"İskenderiyeli Hypatia (MS 370-415) güzelliği ve bilgililiğinin yanında tarihin bildiği ilk kadın filozoftur. Aritmetik alanında 13 ciltlik bir yapıtı (şerhleri) vardır. Ünlü filozof ve matematikçi Theon’un (335-405) kızıdır..."
Bülent Tekin
bulenttekin47@gmail.com
Erkek: “Bir şey mi oldu?” Kadın: “Nasıl anlatsam?” Erkek: “Çekinme canım, söyle.” Kadın: “Senden ayrılmak istiyorum.” Erkek: “Başka biri mi var?” Kadın: “Evet.” Erkek: “Çok mu seviyorsun?” Kadın: “Onsuz bir ölüyüm.” Erkek: “(Sevinçten zıplar) Yaşasııın!” Kadın: “(Yüzünü buruşturur)Yoksa seviniyor musun?” Erkek: “Hem de çok!” Kadın: “(Ağlamaklı)Demek beni sevmiyorsun?” Modern toplumda (kapitalist modernite’de) kadının ve erkeğin yalanı üzerine basit bir giriş yaptım.(Kadın vamp rolünü oynayamaz, erkek tipik kurnazlığını gösterir.)

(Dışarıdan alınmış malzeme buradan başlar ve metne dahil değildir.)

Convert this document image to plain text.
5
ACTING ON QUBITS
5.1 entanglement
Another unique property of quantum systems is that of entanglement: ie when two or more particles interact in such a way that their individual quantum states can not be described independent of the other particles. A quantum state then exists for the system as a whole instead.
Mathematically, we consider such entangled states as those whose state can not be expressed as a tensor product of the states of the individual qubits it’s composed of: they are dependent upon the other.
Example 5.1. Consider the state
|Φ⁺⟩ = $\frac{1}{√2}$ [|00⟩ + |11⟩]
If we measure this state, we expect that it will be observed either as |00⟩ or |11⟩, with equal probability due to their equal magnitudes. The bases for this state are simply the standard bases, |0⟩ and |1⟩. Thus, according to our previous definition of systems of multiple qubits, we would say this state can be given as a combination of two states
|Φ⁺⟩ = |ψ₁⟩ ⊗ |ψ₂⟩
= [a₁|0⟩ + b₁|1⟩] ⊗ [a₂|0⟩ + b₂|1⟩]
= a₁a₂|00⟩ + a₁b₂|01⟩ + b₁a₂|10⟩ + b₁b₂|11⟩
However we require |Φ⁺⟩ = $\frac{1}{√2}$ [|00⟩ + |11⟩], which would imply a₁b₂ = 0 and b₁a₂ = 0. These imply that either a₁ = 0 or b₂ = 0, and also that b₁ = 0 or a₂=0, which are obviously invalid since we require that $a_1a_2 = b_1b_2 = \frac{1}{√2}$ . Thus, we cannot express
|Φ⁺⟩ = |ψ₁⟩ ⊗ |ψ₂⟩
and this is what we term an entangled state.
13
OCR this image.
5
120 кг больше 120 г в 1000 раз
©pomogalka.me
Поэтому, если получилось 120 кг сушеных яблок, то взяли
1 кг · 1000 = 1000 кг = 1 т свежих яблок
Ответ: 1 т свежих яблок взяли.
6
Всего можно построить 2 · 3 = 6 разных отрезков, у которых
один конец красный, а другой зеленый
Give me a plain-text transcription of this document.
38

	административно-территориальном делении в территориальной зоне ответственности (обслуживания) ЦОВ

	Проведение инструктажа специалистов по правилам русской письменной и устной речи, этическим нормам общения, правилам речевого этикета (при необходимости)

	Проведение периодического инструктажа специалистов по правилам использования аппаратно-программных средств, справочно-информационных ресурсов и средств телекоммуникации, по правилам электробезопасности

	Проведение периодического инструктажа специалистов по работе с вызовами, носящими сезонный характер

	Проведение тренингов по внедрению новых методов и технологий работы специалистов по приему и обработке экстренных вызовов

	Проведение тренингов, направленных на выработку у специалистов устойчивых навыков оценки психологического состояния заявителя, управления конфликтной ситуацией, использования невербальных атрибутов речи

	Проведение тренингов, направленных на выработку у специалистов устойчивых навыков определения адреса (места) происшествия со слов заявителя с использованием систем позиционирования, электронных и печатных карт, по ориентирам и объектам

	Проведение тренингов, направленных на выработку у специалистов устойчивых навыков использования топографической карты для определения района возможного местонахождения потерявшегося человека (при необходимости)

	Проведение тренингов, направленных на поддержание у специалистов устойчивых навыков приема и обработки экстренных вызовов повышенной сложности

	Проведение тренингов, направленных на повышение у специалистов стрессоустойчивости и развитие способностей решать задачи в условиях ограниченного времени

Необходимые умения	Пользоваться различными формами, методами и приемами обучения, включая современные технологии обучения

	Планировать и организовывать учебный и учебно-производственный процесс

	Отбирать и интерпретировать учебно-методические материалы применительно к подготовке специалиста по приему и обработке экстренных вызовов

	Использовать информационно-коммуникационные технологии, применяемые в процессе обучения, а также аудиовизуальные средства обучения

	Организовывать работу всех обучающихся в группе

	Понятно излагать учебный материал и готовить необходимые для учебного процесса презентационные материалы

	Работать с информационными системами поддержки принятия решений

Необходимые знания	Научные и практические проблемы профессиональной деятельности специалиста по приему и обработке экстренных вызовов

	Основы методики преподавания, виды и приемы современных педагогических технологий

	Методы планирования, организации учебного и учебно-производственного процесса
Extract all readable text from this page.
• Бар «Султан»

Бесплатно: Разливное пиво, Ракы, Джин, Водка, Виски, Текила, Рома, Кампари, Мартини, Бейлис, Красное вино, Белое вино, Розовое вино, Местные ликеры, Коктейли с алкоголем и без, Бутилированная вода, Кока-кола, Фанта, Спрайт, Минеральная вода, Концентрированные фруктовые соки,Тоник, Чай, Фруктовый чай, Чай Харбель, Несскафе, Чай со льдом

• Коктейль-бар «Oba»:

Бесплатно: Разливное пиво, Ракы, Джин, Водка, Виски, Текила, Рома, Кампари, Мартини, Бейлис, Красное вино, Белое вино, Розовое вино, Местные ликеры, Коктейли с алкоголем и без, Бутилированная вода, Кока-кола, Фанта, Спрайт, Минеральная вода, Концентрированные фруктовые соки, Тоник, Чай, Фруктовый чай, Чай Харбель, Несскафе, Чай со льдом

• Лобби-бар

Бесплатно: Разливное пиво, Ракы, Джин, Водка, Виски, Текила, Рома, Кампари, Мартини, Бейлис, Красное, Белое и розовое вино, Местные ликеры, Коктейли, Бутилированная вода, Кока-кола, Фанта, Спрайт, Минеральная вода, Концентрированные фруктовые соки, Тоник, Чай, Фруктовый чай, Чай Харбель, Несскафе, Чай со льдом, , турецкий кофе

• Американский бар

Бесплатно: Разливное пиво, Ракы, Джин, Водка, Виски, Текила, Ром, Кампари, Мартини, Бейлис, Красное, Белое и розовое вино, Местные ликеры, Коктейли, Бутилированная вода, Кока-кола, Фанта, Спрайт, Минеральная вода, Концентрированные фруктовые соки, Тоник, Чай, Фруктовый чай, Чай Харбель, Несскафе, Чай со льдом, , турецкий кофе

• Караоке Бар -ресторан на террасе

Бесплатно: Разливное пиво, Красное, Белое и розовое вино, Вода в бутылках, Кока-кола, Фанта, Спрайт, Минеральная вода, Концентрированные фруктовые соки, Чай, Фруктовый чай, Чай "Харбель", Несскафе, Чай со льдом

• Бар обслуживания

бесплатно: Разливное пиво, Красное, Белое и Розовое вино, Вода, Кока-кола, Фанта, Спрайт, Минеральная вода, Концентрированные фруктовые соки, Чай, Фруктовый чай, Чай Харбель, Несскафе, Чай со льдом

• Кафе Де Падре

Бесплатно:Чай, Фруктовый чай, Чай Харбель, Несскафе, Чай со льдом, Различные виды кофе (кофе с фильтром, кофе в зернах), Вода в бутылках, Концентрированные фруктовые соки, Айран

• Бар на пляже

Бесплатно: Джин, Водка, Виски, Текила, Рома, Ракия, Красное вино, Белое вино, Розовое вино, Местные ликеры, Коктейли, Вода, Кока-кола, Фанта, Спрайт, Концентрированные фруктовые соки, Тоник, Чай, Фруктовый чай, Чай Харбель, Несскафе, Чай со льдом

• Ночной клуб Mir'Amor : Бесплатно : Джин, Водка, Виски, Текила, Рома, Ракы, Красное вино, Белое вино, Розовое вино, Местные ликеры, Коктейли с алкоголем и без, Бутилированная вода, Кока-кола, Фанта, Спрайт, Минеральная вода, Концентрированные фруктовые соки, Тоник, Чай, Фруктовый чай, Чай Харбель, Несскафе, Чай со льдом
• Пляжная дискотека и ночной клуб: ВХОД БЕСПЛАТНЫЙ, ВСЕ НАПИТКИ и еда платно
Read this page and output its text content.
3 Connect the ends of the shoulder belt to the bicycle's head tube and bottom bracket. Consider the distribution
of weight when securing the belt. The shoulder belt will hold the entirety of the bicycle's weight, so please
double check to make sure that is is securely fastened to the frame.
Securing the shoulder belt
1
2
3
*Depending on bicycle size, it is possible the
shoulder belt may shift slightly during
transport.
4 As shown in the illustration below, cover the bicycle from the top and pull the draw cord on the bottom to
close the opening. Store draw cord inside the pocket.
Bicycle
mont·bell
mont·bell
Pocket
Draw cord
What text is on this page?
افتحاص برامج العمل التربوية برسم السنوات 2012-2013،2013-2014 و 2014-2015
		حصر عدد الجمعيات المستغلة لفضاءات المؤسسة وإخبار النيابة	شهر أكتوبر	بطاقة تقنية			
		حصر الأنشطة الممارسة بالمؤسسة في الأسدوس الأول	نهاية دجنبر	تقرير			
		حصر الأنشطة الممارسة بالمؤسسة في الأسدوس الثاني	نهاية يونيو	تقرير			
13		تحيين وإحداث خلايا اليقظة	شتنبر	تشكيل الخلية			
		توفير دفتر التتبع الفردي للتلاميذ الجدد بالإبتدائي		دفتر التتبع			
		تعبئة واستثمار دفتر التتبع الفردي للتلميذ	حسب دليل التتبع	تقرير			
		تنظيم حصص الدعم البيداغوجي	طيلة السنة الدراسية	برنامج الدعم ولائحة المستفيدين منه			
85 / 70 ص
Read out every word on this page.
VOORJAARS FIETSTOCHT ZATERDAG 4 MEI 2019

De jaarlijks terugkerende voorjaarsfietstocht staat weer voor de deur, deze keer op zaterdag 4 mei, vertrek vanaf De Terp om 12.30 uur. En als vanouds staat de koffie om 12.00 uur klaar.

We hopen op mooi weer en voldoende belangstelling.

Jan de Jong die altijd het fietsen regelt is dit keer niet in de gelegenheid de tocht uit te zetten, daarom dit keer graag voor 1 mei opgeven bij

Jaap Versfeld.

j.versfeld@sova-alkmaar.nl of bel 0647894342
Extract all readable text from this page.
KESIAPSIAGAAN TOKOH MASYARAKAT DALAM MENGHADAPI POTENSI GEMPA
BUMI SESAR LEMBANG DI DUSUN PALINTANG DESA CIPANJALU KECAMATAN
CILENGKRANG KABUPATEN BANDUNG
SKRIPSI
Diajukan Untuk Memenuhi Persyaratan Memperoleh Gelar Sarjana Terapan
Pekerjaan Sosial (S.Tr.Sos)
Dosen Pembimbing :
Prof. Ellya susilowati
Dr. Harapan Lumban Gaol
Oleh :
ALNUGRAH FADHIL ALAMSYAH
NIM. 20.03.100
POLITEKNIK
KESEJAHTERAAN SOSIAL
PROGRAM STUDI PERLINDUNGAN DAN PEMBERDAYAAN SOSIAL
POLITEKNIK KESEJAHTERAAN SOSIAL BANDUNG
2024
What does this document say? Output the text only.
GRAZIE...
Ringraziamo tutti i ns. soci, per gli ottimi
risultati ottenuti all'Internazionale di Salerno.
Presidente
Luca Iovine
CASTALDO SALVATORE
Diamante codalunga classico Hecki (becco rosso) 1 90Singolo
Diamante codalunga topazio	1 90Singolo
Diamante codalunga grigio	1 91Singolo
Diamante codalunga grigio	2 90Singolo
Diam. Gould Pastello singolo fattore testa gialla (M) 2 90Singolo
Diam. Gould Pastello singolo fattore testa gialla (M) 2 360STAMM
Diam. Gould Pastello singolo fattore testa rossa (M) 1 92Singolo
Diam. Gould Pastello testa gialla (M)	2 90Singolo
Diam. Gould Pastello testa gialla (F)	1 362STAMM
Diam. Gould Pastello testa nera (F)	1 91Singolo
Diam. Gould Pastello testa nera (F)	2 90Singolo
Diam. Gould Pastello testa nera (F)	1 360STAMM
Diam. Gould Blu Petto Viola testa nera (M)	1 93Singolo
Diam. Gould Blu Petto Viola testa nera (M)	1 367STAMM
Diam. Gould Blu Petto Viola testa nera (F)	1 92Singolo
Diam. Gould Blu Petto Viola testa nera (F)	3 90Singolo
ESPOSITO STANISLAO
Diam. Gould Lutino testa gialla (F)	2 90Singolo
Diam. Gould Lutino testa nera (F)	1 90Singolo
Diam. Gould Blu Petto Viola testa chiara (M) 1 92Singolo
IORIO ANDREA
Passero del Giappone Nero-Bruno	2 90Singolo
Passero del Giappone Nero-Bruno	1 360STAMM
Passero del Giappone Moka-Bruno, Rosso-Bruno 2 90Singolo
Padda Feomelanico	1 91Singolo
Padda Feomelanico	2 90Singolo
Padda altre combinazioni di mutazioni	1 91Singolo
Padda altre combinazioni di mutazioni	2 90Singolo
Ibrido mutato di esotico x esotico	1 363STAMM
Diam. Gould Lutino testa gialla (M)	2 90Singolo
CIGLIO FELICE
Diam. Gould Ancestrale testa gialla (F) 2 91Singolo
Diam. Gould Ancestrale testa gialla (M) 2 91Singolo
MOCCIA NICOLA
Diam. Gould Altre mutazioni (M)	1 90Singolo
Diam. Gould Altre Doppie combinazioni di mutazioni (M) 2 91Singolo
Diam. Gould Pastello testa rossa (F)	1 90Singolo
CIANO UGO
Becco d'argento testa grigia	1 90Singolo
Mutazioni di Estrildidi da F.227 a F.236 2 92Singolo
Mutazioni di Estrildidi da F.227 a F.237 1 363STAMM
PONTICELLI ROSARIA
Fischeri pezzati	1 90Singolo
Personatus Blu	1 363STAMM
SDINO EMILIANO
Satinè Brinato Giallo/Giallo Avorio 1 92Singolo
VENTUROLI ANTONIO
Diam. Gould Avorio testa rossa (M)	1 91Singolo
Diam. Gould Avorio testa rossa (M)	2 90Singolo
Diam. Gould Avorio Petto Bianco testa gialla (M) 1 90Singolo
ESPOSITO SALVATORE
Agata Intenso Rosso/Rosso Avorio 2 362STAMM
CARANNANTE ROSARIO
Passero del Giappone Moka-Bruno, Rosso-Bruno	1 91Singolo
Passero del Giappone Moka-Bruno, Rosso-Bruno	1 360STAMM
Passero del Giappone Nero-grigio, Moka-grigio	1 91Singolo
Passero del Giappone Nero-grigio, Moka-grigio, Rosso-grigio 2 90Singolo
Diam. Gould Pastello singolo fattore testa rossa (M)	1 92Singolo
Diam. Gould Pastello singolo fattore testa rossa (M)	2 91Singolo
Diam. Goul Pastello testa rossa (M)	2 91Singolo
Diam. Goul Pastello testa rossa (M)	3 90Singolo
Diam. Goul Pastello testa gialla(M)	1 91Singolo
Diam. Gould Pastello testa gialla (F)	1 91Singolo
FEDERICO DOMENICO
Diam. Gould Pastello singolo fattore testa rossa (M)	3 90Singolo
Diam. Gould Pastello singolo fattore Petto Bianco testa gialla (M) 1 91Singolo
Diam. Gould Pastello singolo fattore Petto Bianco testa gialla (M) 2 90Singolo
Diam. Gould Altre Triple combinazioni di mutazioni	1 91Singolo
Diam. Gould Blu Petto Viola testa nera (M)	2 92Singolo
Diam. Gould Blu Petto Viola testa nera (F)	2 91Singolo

Her 8 Mart’ta klişe laflar edilip durulur. Ben kutsal Ana-tanrıça’dan (ev) mutfak kölesi haline gelmiş bugünkü kadın için en önemli amacın Kadın Özgürlüğü olduğunu düşünüyorum. Ne erkek kadının yanında çömelecek ne de kadın. Sosyal, kültürel, ekonomik ve siyasal bir eşitliğin cinsler arasında bir sevgi (belki aşk?) yaratabileceğini söyleyebilirim.
İskenderiyeli Hypatia (MS 370-415) güzelliği ve bilgililiğinin yanında tarihin bildiği ilk kadın filozoftur. Aritmetik alanında 13 ciltlik bir yapıtı (şerhleri) vardır. Ünlü filozof ve matematikçi Theon’un (335-405) kızıdır.[Theon’un kızının yardımıyla matematikçi Euclid’in (MÖ 330-275) eserlerine şerh yazdığı söylenir.] Yeni-Plâtoncu okulların etkisinde olan Hypatia, Museion’da (Müze) konferanslar ve dersler verdi. Onun dinsiz ve büyücü olduğu söylentileri yayıldı ve halk (o dönem Hıristiyanlık-Yahudilerin işini bitirmiş-etkin din olmuştu) kışkırtıldı. 415(414?)yılında, Lent Bayramında(Büyük Perhiz) Okuyucu Petro’nun önderliğindeki Cyril’in keşişleri Hypatia’nın ders verdiği Museion’un önünde toplandılar. Arabasını durdurup giysilerini zorla çıkardılar. Onu bir kiliseye sokup sunağın başına götürdüler. Kadın onların her türlü suçlamasına yanıtlar veriyordu. Petro’nun darbesi işin başlangıcı oldu, yere yıkıldı ve diğer keşişler üstüne çullandılar. Taş ve kırık çömlek parçalarıyla öldürüldü. Cesedi sokaklarda sürüklendi, midye kabuklarıyla eti kemiklerinden sıyrıldı ve parçalanmış cesedi yakıldı.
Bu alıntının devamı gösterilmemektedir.